Problems with GlaxoSmithKline’s Avandia drug have raised questions about the regulatory processes of the U.S. Food & Drug Administration (FDA), the bureaucracy that regulates all drugs and foods in the nation. While some are complaining that the FDA released the drug too soon, others point out the requirement that the agency’s give blanket approval or disapproval is too inflexible.
The FDA approved Avandia for diabetics, and it was later found to increase the risk of heart attacks.
Needlessly Restricting Access
Jack Calfee, an economist at the American Enterprise Institute in Washington, DC who has been following developments with the FDA for decades, says those attacking the FDA for releasing Avandia too soon are missing the point.
“Avandia is not nearly as dangerous as its opponents have made it out to be. They are finding that it does cause heart attacks in certain situations, but the FDA’s decision probably got it right: Avandia, on the whole, is more dangerous than its chief competitors, but for some patients it is better than anything else,” Calfee said. “It is probably better to leave it out on the marketplace but with a warning for potential consumers.”
Calfee maintains the FDA is restricting medicines people desperately need, instead of focusing on warning people of potential problems with the medicines.

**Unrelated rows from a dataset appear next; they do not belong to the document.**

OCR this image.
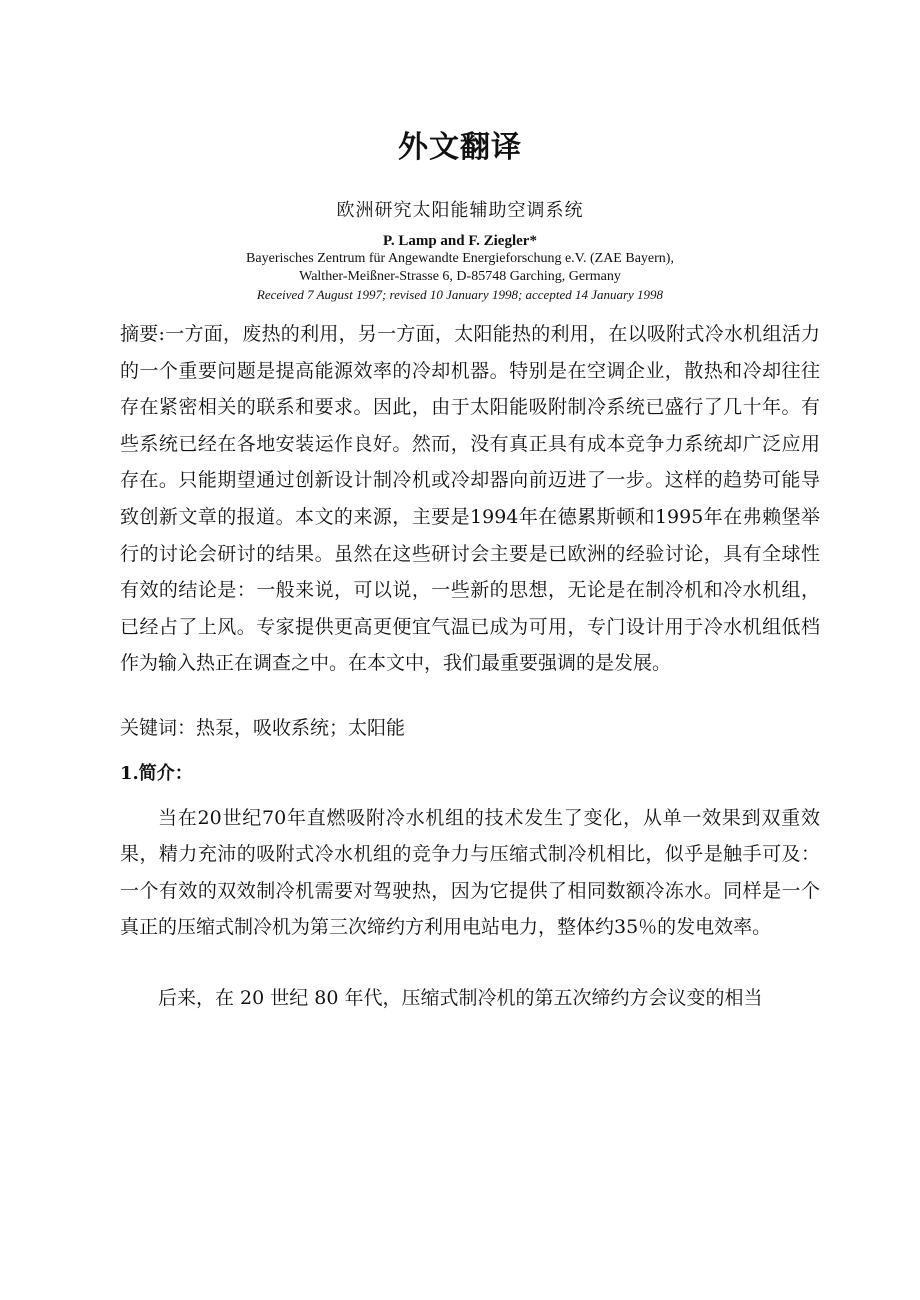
外文翻译
欧洲研究太阳能辅助空调系统
P. Lamp and F. Ziegler*
Bayerisches Zentrum für Angewandte Energieforschung e.V. (ZAE Bayern),
Walther-Meißner-Strasse 6, D-85748 Garching, Germany
Received 7 August 1997; revised 10 January 1998; accepted 14 January 1998
摘要:一方面，废热的利用，另一方面，太阳能热的利用，在以吸附式冷水机组活力的一个重要问题是提高能源效率的冷却机器。特别是在空调企业，散热和冷却往往存在紧密相关的联系和要求。因此，由于太阳能吸附制冷系统已盛行了几十年。有些系统已经在各地安装运作良好。然而，没有真正具有成本竞争力系统却广泛应用存在。只能期望通过创新设计制冷机或冷却器向前迈进了一步。这样的趋势可能导致创新文章的报道。本文的来源，主要是1994年在德累斯顿和1995年在弗赖堡举行的讨论会研讨的结果。虽然在这些研讨会主要是已欧洲的经验讨论，具有全球性有效的结论是：一般来说，可以说，一些新的思想，无论是在制冷机和冷水机组，已经占了上风。专家提供更高更便宜气温已成为可用，专门设计用于冷水机组低档作为输入热正在调查之中。在本文中，我们最重要强调的是发展。
关键词：热泵，吸收系统；太阳能
1.简介：
当在20世纪70年直燃吸附冷水机组的技术发生了变化，从单一效果到双重效果，精力充沛的吸附式冷水机组的竞争力与压缩式制冷机相比，似乎是触手可及：一个有效的双效制冷机需要对驾驶热，因为它提供了相同数额冷冻水。同样是一个真正的压缩式制冷机为第三次缔约方利用电站电力，整体约35％的发电效率。
后来，在 20 世纪 80 年代，压缩式制冷机的第五次缔约方会议变的相当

“With the FDA’s history, there was a bit of shift in the 1980s with the HIV drugs—they created the ‘accelerated approval process,’ but really they have not gone very far in that direction,” Calfee said. “There has been a big shift toward tough drug approval standards instead of relying on warning labels. The danger is actually the opposite of what the opponents of Avandia are saying: In making it harder for new drugs to come to market, you are making it harder for a new drug that could do some real good for patients to appear, and the FDA is now also sometimes putting restrictions on how a new drug is even used.”
Exceptions for Lifesaving Drugs
Rita Redberg, MD, of the University of California-San Francisco, says the FDA’s full testing regimen should be carried out for all drugs, but the agency should make an exception for lifesaving drugs, to speed the approval process.
“It is a good idea to consider lifesaving drugs differently than most of the drugs that get approval. Drugs on the market that the FDA approves quickly are often for treating diabetes and beta blockers, and for all those we want to be sure that any one of those drugs has assured benefits that would outweigh the risks,” Redberg said. “But I think it is not that fast a process if the drug is lifesaving.”
Redberg notes Avandia would not fall into the category of a lifesaving drug.
“In general, evidence of clinical benefits before approval—just to make sure there is enough high-quality data with a clinical end-point—is needed,” Redberg said. “We need to knock down barriers for lifesaving drugs where there is not another choice of therapy. But for most of the drugs, in the interest of public health, adequate data to ensure effectiveness and avoid risk needs to occur.”
Controversy Over Approval Times
For non-lifesaving drugs, Redberg wants the FDA to continue to err on the side of caution, continuing to withhold approval until there’s no doubt of their effectiveness and lack of serious side effects.
“I think it is better to have the evidence of high quality data and good certainty up-front. It is potentially dangerous to put people on a drug that is dangerous for them, that may not be of any real service to them, because they are desperate,” Dr. Redberg contends. “We all feel terrible, but hospice care has shown better quality of life results than trying therapies that may be toxic.
“I think the current leadership at the FDA is interested in making changes,” she added.
‘These Problems Are Not New’
Calfee disagrees, saying the process has been largely the same for the last 15 years. One reason for the FDA’s stagnation, he says, is the political and media environment, which blames the agency for approving drugs that have problems but not for holding up approval of drugs that could save lives.
“I do not think the FDA is doing a whole lot better or worse than 10 to 15 years ago. They have to deal with the New England Journal of Medicine or newspaper editorials attacking them for approving new drugs,” Calfee said. “There has been this pathway for accelerated approval, but now they do not use it very often, and they have been criticized for using it. They pulled back Avastin, the cancer drug, they have Avandia now—do not expect to see them getting praise for accelerated approval.”
Calfee says the FDA’s approach lags behind the rest of the world.
“The FDA has been around since 1906, and it’s had authority over new drugs since the 1930s, but it wasn’t until 1962 that revisions were made to the FDA law requiring manufacturers to demonstrate that their drugs are effective,” Calfee said. “At that point the FDA was reborn—and there is no doubt that getting new drugs approved since the 1962 amendments has been very lengthy. Today they lag far behind European countries—these problems are not new.”
Thomas Cheplick ([email protected]) writes from Cambridge, Massachusetts.